Photo by Eric Morgensen (Jazz Alley, Seattle)

A little bit about Charlie Hunter & Lucy Woodward project

The musical partnership of guitarist Charlie Hunter and vocalist Lucy Woodward was forged under inauspicious, curveball-icious circumstances. In 2018, four days before Hunter was scheduled to start a tour with Silvana Estrada, her visa paperwork didn’t come through and she couldn’t enter the country. Hunter reached out to Woodward, whom he knew through their mutual friends in Snarky Puppy and she was game, even though they only had about 72 hours to build an entire setlist. Woodward says, “We went back and forth with about 30 ideas and came up with a set, had a two-hour rehearsal, and did our first show the same day.”

Each night on the tour became an exhilarating highwire walk for the two artists as they navigated the melodies, grooves and spaces of the songs they were covering, with arrangements that they’d often just cooked up on the way to the gig. Woodward recalls, “Many car rides were full of conversations like, ‘Let’s try this song tonight. What key? Let’s do it.’ That whole tour was just full of surprises. Charlie’s audiences embraced watching an experiment happen onstage.”

In November 2018, the pair recorded what they had been touring and working on all year. In just three days, they laid down the eleven tracks that comprise Music!Music!Music! with Derrek Phillips, drastically reworking songs ranging from the old-world blues of Blind Willie Johnson to the soul of Nina Simone, the wailing sound of Lucinda Williams to the technicolor funk of Terence Trent D’Arby. NPR hailed the duo’s collaboration as a “mind-blowing happy accident,” while All That Jazz described Hunter and Woodward’s chemistry as “enough to ignite a couple dozen Bunsen Burners.”

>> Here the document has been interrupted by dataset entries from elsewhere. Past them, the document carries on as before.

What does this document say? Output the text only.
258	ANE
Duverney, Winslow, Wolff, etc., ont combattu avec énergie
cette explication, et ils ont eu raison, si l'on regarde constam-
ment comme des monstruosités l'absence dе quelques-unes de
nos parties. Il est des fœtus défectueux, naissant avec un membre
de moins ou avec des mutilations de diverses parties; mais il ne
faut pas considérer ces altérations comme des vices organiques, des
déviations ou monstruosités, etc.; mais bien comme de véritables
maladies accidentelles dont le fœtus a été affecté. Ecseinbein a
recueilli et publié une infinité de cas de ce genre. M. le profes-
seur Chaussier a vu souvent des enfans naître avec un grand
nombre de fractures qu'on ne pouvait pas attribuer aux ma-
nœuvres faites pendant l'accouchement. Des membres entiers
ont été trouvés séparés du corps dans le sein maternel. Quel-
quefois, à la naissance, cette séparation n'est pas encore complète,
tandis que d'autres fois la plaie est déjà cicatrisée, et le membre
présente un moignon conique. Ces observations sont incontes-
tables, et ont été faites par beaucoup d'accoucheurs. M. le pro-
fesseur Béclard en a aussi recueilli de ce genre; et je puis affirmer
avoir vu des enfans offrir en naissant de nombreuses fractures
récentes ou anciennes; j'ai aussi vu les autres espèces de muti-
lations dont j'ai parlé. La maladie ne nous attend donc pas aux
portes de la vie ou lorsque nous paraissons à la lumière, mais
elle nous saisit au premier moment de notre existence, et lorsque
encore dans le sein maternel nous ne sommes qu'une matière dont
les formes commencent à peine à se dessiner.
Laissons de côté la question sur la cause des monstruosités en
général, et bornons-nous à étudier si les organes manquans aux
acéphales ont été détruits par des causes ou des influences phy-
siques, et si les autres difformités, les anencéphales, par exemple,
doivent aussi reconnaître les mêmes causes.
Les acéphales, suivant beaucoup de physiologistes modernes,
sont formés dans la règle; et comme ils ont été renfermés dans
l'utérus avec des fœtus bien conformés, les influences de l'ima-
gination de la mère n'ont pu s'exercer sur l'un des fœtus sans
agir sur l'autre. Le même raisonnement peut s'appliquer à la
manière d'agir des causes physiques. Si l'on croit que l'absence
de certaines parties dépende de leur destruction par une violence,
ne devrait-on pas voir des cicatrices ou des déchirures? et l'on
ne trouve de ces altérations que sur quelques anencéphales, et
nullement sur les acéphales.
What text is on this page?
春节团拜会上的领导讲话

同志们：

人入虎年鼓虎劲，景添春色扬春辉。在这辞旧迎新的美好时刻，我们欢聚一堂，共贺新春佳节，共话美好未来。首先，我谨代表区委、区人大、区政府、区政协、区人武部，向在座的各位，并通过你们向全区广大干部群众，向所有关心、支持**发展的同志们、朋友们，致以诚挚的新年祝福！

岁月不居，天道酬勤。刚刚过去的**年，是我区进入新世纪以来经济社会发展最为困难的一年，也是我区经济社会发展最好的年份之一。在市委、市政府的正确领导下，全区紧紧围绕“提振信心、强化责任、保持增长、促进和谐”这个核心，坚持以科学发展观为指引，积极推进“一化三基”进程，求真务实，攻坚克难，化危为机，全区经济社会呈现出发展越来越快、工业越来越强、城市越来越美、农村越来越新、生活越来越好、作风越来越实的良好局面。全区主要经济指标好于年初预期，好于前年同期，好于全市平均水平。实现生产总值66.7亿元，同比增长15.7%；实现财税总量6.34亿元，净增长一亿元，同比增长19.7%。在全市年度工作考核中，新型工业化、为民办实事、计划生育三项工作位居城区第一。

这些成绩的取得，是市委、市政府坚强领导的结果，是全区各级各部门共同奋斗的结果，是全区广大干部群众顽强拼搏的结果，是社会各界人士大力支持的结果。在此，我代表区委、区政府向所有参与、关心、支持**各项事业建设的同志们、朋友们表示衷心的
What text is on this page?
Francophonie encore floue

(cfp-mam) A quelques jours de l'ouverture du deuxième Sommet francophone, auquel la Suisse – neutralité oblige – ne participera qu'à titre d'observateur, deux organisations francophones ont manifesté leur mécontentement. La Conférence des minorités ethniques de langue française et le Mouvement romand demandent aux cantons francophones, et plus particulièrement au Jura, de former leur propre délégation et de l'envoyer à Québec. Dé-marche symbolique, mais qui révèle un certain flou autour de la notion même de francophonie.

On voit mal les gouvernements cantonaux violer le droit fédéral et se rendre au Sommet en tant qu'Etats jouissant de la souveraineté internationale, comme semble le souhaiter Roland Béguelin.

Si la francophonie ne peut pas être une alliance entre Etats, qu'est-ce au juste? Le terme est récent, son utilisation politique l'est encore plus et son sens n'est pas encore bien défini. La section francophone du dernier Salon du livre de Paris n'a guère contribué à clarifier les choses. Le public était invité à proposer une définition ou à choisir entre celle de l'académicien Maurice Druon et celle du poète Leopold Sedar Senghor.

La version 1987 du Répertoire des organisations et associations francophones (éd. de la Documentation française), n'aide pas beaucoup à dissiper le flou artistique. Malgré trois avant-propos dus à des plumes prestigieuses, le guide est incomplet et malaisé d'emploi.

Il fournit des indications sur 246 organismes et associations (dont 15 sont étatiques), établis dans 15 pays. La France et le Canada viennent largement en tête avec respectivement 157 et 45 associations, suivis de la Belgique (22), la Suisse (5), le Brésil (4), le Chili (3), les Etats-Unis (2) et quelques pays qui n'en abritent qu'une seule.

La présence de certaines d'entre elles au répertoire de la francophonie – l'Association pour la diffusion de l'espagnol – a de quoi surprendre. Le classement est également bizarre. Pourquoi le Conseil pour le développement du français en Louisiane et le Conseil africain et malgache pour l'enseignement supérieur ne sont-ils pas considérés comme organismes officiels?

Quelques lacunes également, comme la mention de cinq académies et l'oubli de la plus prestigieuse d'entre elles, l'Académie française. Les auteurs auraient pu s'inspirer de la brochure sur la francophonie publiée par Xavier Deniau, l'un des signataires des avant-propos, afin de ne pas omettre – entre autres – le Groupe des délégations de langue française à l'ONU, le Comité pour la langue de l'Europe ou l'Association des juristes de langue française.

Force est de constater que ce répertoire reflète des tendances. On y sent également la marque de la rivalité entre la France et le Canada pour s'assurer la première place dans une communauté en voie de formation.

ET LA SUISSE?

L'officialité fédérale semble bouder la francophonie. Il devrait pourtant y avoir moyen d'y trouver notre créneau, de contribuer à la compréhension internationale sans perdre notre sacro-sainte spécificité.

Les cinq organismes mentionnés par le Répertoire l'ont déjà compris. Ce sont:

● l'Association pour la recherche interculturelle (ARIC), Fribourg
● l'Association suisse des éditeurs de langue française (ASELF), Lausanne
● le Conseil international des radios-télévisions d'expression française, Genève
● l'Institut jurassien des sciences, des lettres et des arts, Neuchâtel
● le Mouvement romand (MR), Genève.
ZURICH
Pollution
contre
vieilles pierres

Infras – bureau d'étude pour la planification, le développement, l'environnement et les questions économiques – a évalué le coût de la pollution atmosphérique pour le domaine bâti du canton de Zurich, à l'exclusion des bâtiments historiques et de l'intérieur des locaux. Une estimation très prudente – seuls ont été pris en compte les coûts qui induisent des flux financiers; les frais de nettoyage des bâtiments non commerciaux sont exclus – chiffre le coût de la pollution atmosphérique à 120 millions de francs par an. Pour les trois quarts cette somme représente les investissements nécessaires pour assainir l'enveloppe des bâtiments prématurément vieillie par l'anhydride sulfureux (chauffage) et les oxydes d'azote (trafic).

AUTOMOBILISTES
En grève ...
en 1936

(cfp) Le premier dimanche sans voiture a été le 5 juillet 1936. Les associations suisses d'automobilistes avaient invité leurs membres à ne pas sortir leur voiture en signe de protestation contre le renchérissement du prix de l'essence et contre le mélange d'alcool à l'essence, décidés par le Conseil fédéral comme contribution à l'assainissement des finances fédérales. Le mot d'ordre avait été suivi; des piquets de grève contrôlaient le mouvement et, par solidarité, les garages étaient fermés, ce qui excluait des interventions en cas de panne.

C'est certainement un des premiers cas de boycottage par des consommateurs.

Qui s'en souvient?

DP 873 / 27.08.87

Hunter and Woodward toured all over the US, the UK and Europe in 2019; not even the agonizing kidney stones that Hunter endured during their first European jaunt could keep them off the road for long. “Charlie was in pain the entire time, but we only had to cancel one show in Berlin because he was in the emergency room,” Woodward recalls. By January 2020, they had accumulated enough material to begin recording their second album I’m a Stranger Here with New Orleans drummer Doug Belote, who had toured with Hunter and Woodward for much of the previous year. But during the initial recording sessions, they got the phone call that no artist wants to get – the first cancellation of a tour of China and Japan due to COVID-19. And as with many touring musicians around the world, this would be just the first in a long string of cancelled tours for them. I’m a Stranger Here includes reinterpretations of everything from early Steely Dan to The Cars and En Vogue to Willie Dixon.